Markit's Purchasing Managers' Index (PMI) for the German manufacturing sector, which accounts for around one-fifth of the German economy, fell to 49.0 in March from 50.3 in February, when it grew for the first time in a year.
Although that marked a tiny rise from an initial reading of 48.9 reported in mid-March, the final figure was the weakest in three months and was below the 50 line that separates growth from contraction. It was also well short of the long-run average of 51.9.
The first fall in new work this year was largely to blame for the decline, though new orders fell much more slowly than they did throughout 2012. Factories took on fewer new contracts from abroad, following a robust rise in these orders in February.
Survey participants said demand was weak from southern Europe, where many countries are in recession and face tough austerity measures. But some factories said appetite among Asian and North American clients remained solid, limiting the decline in new export orders.
"Manufacturers cited heightened uncertainty about the economic outlook, especially across export markets within the euro area, as having curtailed client spending," said Tim Moore, senior economist at Markit.
Some German firms are looking to markets beyond Europe for growth as the euro zone crisis weighs on demand closer to home.

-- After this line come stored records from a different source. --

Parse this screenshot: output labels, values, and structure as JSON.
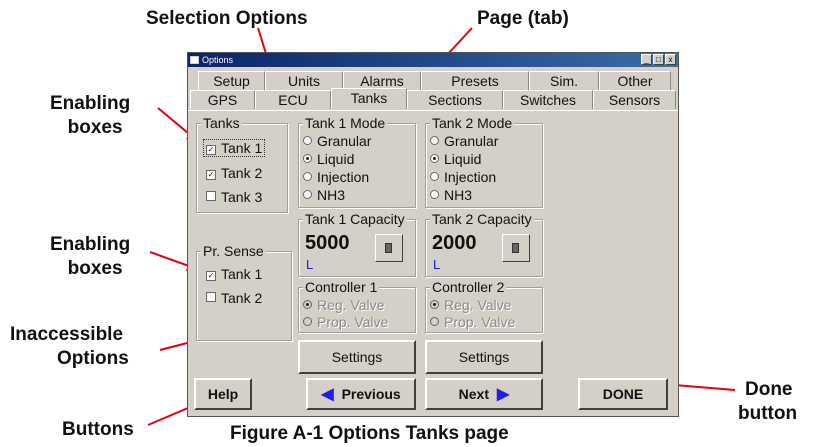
{
  "callouts": {
    "selection_options": "Selection Options",
    "page_tab": "Page (tab)",
    "enabling_boxes_1": [
      "Enabling",
      "boxes"
    ],
    "enabling_boxes_2": [
      "Enabling",
      "boxes"
    ],
    "inaccessible_options": [
      "Inaccessible",
      "Options"
    ],
    "buttons": "Buttons",
    "done_button": [
      "Done",
      "button"
    ]
  },
  "window": {
    "title": "Options",
    "controls": [
      "_",
      "□",
      "x"
    ]
  },
  "tabs_row1": [
    "Setup",
    "Units",
    "Alarms",
    "Presets",
    "Sim.",
    "Other"
  ],
  "tabs_row2": [
    "GPS",
    "ECU",
    "Tanks",
    "Sections",
    "Switches",
    "Sensors"
  ],
  "active_tab": "Tanks",
  "tanks_group": {
    "title": "Tanks",
    "items": [
      {
        "label": "Tank 1",
        "checked": true
      },
      {
        "label": "Tank 2",
        "checked": true
      },
      {
        "label": "Tank 3",
        "checked": false
      }
    ]
  },
  "tank1_mode": {
    "title": "Tank 1 Mode",
    "options": [
      "Granular",
      "Liquid",
      "Injection",
      "NH3"
    ],
    "selected": "Liquid"
  },
  "tank2_mode": {
    "title": "Tank 2 Mode",
    "options": [
      "Granular",
      "Liquid",
      "Injection",
      "NH3"
    ],
    "selected": "Liquid"
  },
  "tank1_capacity": {
    "title": "Tank 1 Capacity",
    "value": "5000",
    "unit": "L"
  },
  "tank2_capacity": {
    "title": "Tank 2 Capacity",
    "value": "2000",
    "unit": "L"
  },
  "pr_sense": {
    "title": "Pr. Sense",
    "items": [
      {
        "label": "Tank 1",
        "checked": true
      },
      {
        "label": "Tank 2",
        "checked": false
      }
    ]
  },
  "controller1": {
    "title": "Controller 1",
    "options": [
      "Reg. Valve",
      "Prop. Valve"
    ],
    "selected": "Reg. Valve"
  },
  "controller2": {
    "title": "Controller 2",
    "options": [
      "Reg. Valve",
      "Prop. Valve"
    ],
    "selected": "Reg. Valve"
  },
  "settings_label": "Settings",
  "bottom_buttons": {
    "help": "Help",
    "previous": "Previous",
    "next": "Next",
    "done": "DONE"
  },
  "caption": "Figure A-1  Options  Tanks page",
  "colors": {
    "window_bg": "#d4d0c8",
    "unit_blue": "#1a1ae0",
    "arrow_blue": "#1f1fe6",
    "callout_line": "#e3000f"
  }
}
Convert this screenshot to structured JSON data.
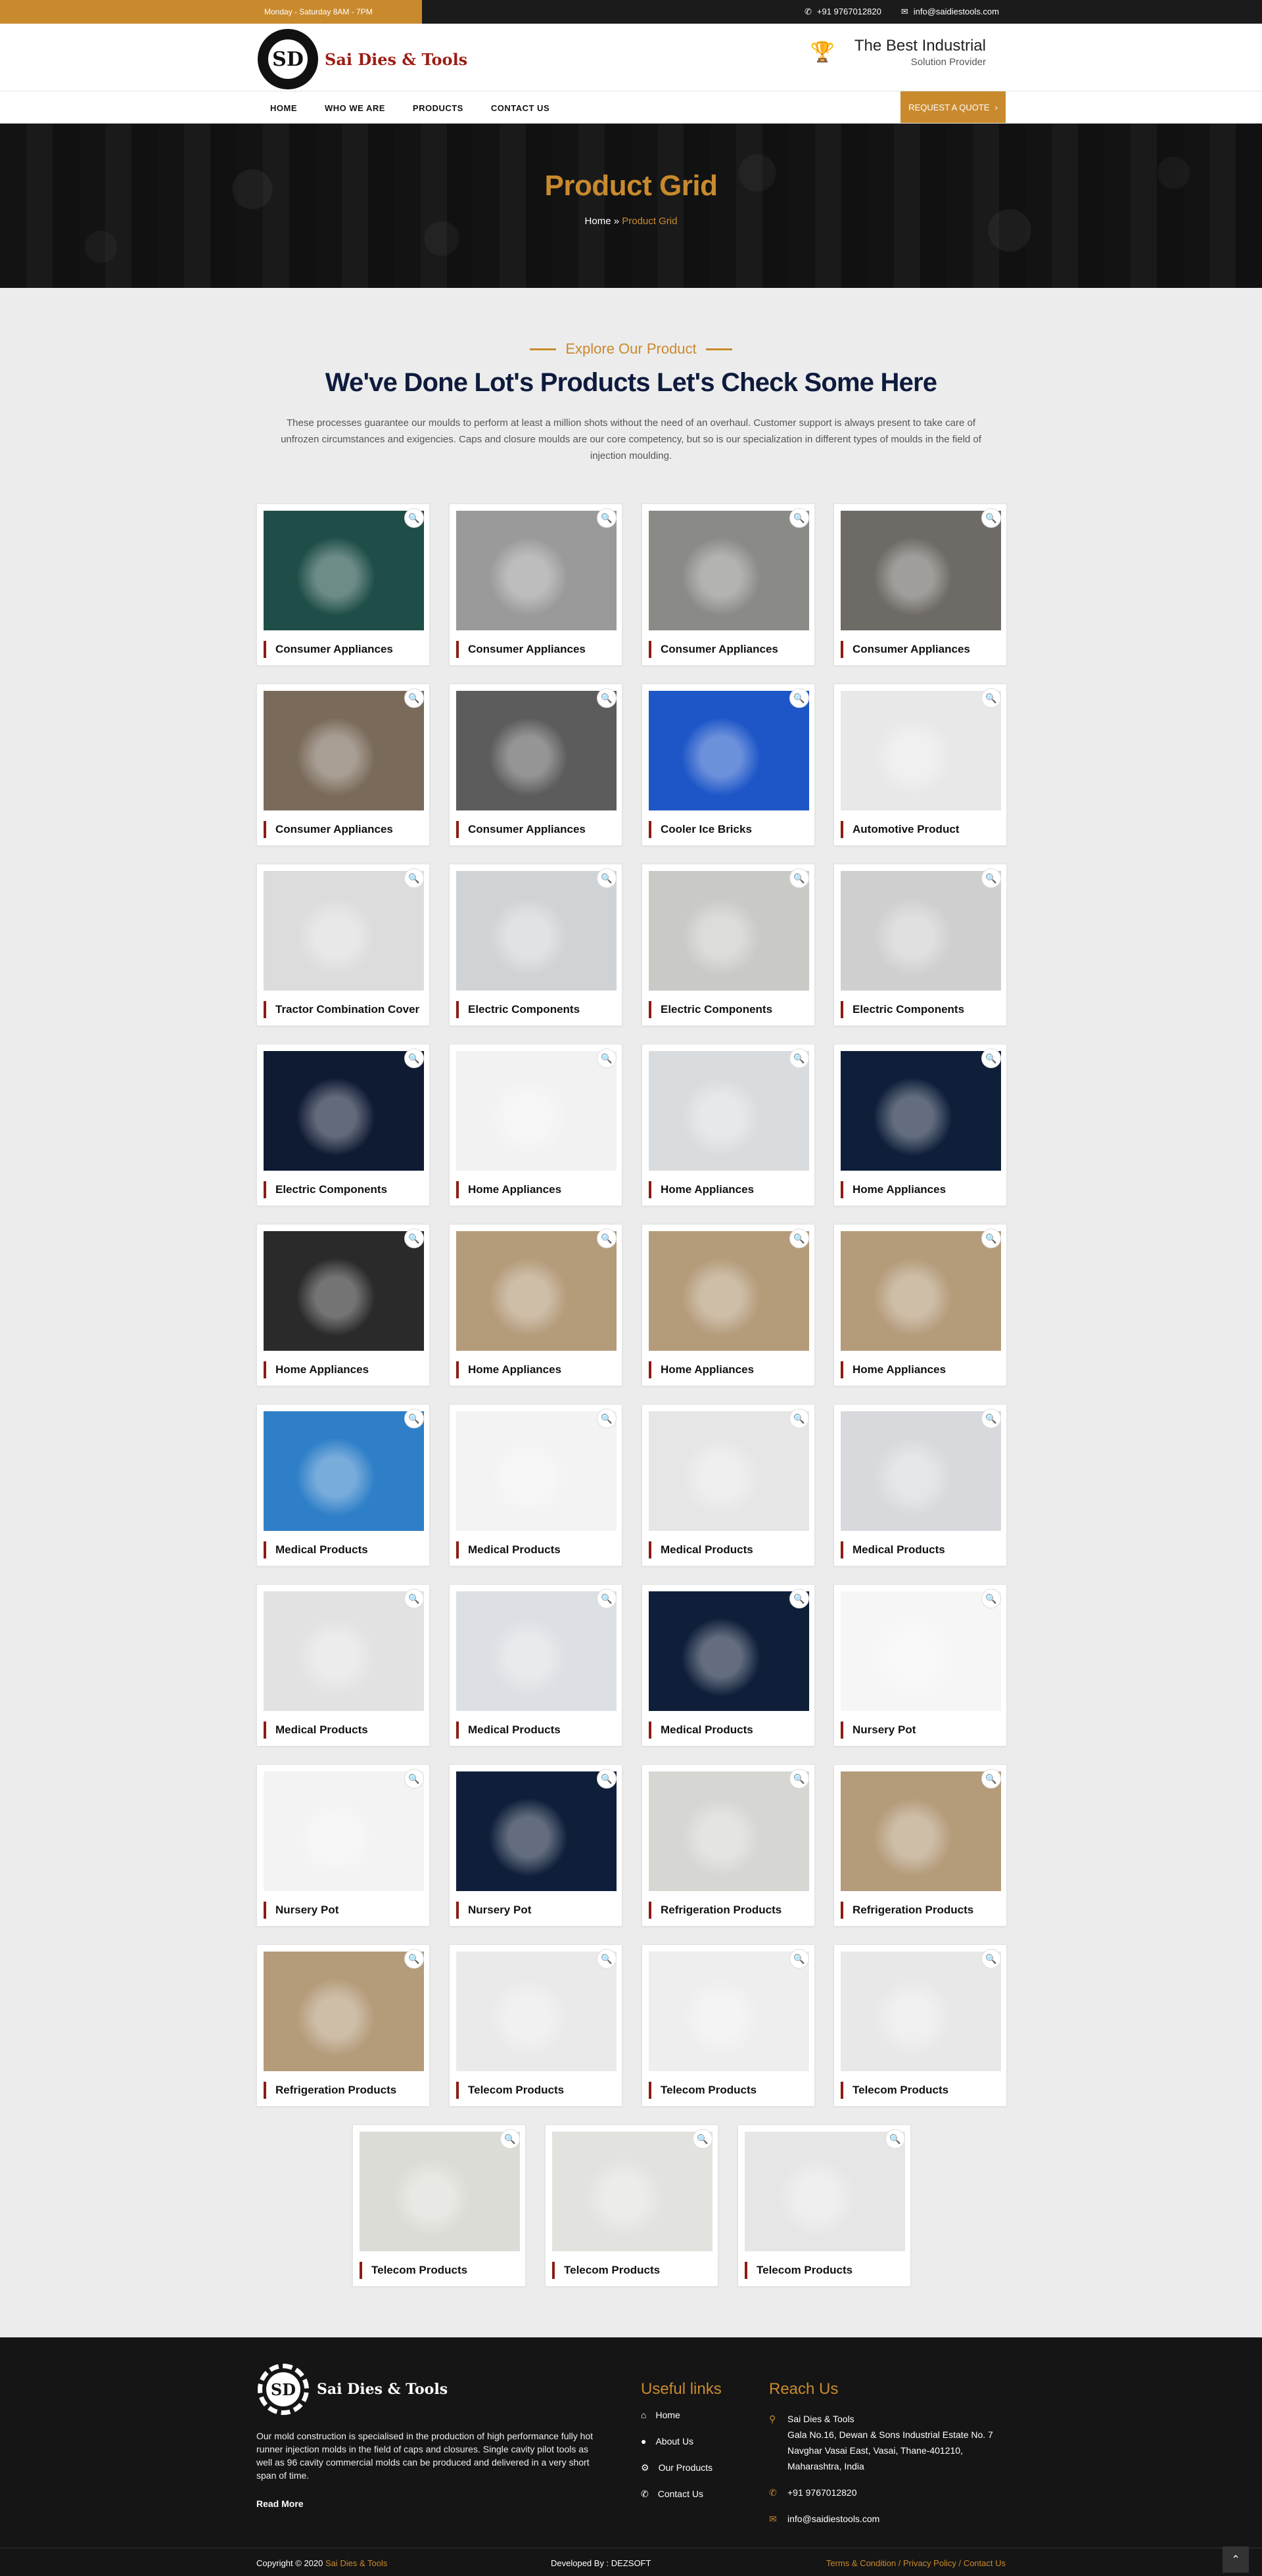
{
  "topbar": {
    "hours": "Monday - Saturday   8AM - 7PM",
    "phone": "+91 9767012820",
    "email": "info@saidiestools.com"
  },
  "brand": {
    "logo_letters": "SD",
    "name": "Sai Dies & Tools"
  },
  "tagline": {
    "line1": "The Best Industrial",
    "line2": "Solution Provider"
  },
  "nav": {
    "items": [
      "HOME",
      "WHO WE ARE",
      "PRODUCTS",
      "CONTACT US"
    ],
    "quote": "REQUEST A QUOTE"
  },
  "hero": {
    "title": "Product Grid",
    "crumb_home": "Home",
    "crumb_sep": "»",
    "crumb_current": "Product Grid"
  },
  "intro": {
    "eyebrow": "Explore Our Product",
    "heading": "We've Done Lot's Products Let's Check Some Here",
    "text": "These processes guarantee our moulds to perform at least a million shots without the need of an overhaul. Customer support is always present to take care of unfrozen circumstances and exigencies. Caps and closure moulds are our core competency, but so is our specialization in different types of moulds in the field of injection moulding."
  },
  "products": [
    "Consumer Appliances",
    "Consumer Appliances",
    "Consumer Appliances",
    "Consumer Appliances",
    "Consumer Appliances",
    "Consumer Appliances",
    "Cooler Ice Bricks",
    "Automotive Product",
    "Tractor Combination Cover",
    "Electric Components",
    "Electric Components",
    "Electric Components",
    "Electric Components",
    "Home Appliances",
    "Home Appliances",
    "Home Appliances",
    "Home Appliances",
    "Home Appliances",
    "Home Appliances",
    "Home Appliances",
    "Medical Products",
    "Medical Products",
    "Medical Products",
    "Medical Products",
    "Medical Products",
    "Medical Products",
    "Medical Products",
    "Nursery Pot",
    "Nursery Pot",
    "Nursery Pot",
    "Refrigeration Products",
    "Refrigeration Products",
    "Refrigeration Products",
    "Telecom Products",
    "Telecom Products",
    "Telecom Products",
    "Telecom Products",
    "Telecom Products",
    "Telecom Products"
  ],
  "photo_tones": [
    "#1f4e48",
    "#9a9a9a",
    "#8a8a86",
    "#6e6a66",
    "#7a6a5a",
    "#5c5c5c",
    "#1e56c8",
    "#e8e8e8",
    "#dcdcdc",
    "#d0d3d6",
    "#c9c9c6",
    "#cfcfcf",
    "#0f1a33",
    "#f2f2f2",
    "#d9dcdf",
    "#0f1f3a",
    "#2a2a2a",
    "#b49b7a",
    "#b49b7a",
    "#b49b7a",
    "#2f7fc8",
    "#f3f3f3",
    "#e6e6e6",
    "#d7d9dc",
    "#e2e2e2",
    "#dcdfe3",
    "#0f1f3a",
    "#f6f6f6",
    "#f3f3f3",
    "#0f1f3a",
    "#d6d6d2",
    "#b49b7a",
    "#b49b7a",
    "#eaeaea",
    "#eeeeee",
    "#e8e8e8",
    "#dcdcd6",
    "#e2e2de",
    "#e6e6e6"
  ],
  "footer": {
    "logo_letters": "SD",
    "name": "Sai Dies & Tools",
    "about": "Our mold construction is specialised in the production of high performance fully hot runner injection molds in the field of caps and closures. Single cavity pilot tools as well as 96 cavity commercial molds can be produced and delivered in a very short span of time.",
    "read_more": "Read More",
    "links_title": "Useful links",
    "links": [
      "Home",
      "About Us",
      "Our Products",
      "Contact Us"
    ],
    "reach_title": "Reach Us",
    "company": "Sai Dies & Tools",
    "address": "Gala No.16, Dewan & Sons Industrial Estate No. 7 Navghar Vasai East, Vasai, Thane-401210, Maharashtra, India",
    "phone": "+91 9767012820",
    "email": "info@saidiestools.com",
    "copyright": "Copyright © 2020",
    "copyright_name": "Sai Dies & Tools",
    "developed": "Developed By : DEZSOFT",
    "bottom_links": "Terms & Condition  /  Privacy Policy  /  Contact Us"
  },
  "colors": {
    "accent": "#c98a2e",
    "brand_red": "#9a1e14",
    "heading_navy": "#0e1b3d",
    "caption_bar": "#8c1c12"
  },
  "icons": {
    "phone": "phone-icon",
    "email": "envelope-icon",
    "zoom": "magnifier-icon",
    "trophy": "trophy-icon"
  }
}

HeidelbergCement has said it expects operating income to grow this year due to stronger demand from North America, Asia and Africa. Volkswagen plans to almost double production capacity in China over the next five years to grab a bigger slice of fast-growing emerging markets.
Output, which rose for the first two months of 2013, stagnated in March as factories took on fewer new orders. Manufacturers also purchased fewer goods, boding ill for future production.
"Production volumes stalled in March, contrasting with moderate growth seen in the first two months of 2013, while downward inventory adjustments continued amid signs of softer demand ahead," Moore said.
But the survey did contain some bright spots. Staffing levels in the sector increased marginally for the first time in six months due to higher backlogs of work and long-term plans for expansion.
Input prices fell for the fourth consecutive month, while output prices rose for the second straight month, reducing the pressure on firms' operating margins.
The German economy put in a solid performance during the first 2-1/2 years of the euro zone crisis but growth weakened last year as exports and investment slowed, resulting in a 0.6 percent contraction in the fourth quarter.
Most economists expect Germany to grow moderately again in the first quarter. That view is supported by sentiment indicators, which have generally improved this year, though a dip in the Ifo business climate index for March and a mixed bag of hard data have raised doubts.
Industrial orders have fallen due to weaker euro zone demand, output has stalled while exports, retail sales and unemployment have all risen.